Find the simplest counterexample against exchanging limit and summation

I would need a very simple counterexample to show that $$ \lim_{M\to\infty}\sum_{t=1}^M f(t,M) $$ may not necessarily be equal to $$ \sum_{t=1}^\infty \lim_{M\to\infty}f(t,M)\ . $$ The situation here is (slightly) different from the commonly asked question about interchanging limits and infinite summation, as $M$ is itself driving the upper limit of the sum. Can you exhibit a simple function $f$ which does the job? [Note that it should depend explicitly on $M$!]. I could only come up with an overly complicated situation, but I think I am missing something potentially very simple... Many thanks for you help.

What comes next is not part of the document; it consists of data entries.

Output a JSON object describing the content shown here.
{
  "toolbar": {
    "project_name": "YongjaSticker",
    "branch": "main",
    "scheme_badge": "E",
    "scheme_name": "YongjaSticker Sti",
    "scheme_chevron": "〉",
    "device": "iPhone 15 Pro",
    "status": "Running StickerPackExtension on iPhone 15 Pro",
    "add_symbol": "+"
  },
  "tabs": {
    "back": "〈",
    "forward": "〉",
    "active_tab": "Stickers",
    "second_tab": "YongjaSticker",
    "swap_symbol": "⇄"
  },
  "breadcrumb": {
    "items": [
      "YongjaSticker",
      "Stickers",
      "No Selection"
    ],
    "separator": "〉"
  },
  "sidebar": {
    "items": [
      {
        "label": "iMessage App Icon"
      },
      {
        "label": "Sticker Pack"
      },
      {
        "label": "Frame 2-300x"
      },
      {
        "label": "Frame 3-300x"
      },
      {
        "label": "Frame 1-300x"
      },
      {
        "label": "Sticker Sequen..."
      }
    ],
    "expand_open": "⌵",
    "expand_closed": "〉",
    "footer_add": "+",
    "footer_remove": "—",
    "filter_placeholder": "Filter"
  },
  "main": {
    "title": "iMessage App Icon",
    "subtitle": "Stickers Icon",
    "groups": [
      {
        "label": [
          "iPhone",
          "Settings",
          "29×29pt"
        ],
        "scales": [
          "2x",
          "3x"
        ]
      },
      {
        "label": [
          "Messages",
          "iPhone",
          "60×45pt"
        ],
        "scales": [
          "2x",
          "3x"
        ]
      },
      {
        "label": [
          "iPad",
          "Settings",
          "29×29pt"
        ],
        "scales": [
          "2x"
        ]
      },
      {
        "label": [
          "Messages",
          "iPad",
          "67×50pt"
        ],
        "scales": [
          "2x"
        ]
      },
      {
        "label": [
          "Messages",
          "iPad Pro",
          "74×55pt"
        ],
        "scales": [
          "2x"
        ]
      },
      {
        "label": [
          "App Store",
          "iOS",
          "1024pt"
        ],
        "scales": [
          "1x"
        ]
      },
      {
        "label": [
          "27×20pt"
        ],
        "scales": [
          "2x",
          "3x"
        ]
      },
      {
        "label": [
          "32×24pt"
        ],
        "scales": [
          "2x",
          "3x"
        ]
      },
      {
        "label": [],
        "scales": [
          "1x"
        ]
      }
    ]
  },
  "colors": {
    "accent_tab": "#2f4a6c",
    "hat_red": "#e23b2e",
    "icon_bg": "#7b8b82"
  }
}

Using Iverson brackets, $$ f(k,M)=[k=M] $$ $$ %f(k,M)=\left\{\begin{array}{} %0&\text{if }k\ne M\\ %1&\text{if }k=M %\end{array}\right. $$

Let $f(t,M) =\frac{t}{M}$, then

$\lim_{M\rightarrow \infty} \sum_{t=1}^{M} \frac{t}{M} = \infty$

as it is just the arithmetic series over M,

$\lim_{M \rightarrow \infty} \frac{M(M+1)}{2M} = \lim_{M\rightarrow \infty} \frac{M+1}{2}$

while

$\sum^\infty_{t=1} \lim_{M\rightarrow \infty} \frac{t}{M} = 0 $,

as every summand is zero for every finite $t$.

One example I can think of is: $f(t,M)=\frac1M g(\frac tM)$ where $g$ is continuous on $[0,1]$, so that $$\lim_{M\rightarrow \infty}\sum_{t=0}^{M}f(t,M)=\int_0^1 g(x)\,\mathrm{d}x$$ but $\sum_{t=0}^{\infty}\lim_{M\rightarrow \infty}f(t,M)=0$ if $g(0)\neq 0.$
For example you can choose $g(x)=x+1\text{ and }f(t,M)=\frac1M (1+\frac tM).$
EDIT: Of course that's a Riemann series, I thought I'd mention it.

Similar to @cgrudz's answer but a bit simpler. $$f(t,M)=1/M$$ Then $\lim_{M\to\infty}\sum_{t=1}^M1/M=1$ while $\sum_{t=1}^\infty\lim_{M\to\infty}1/M=0$.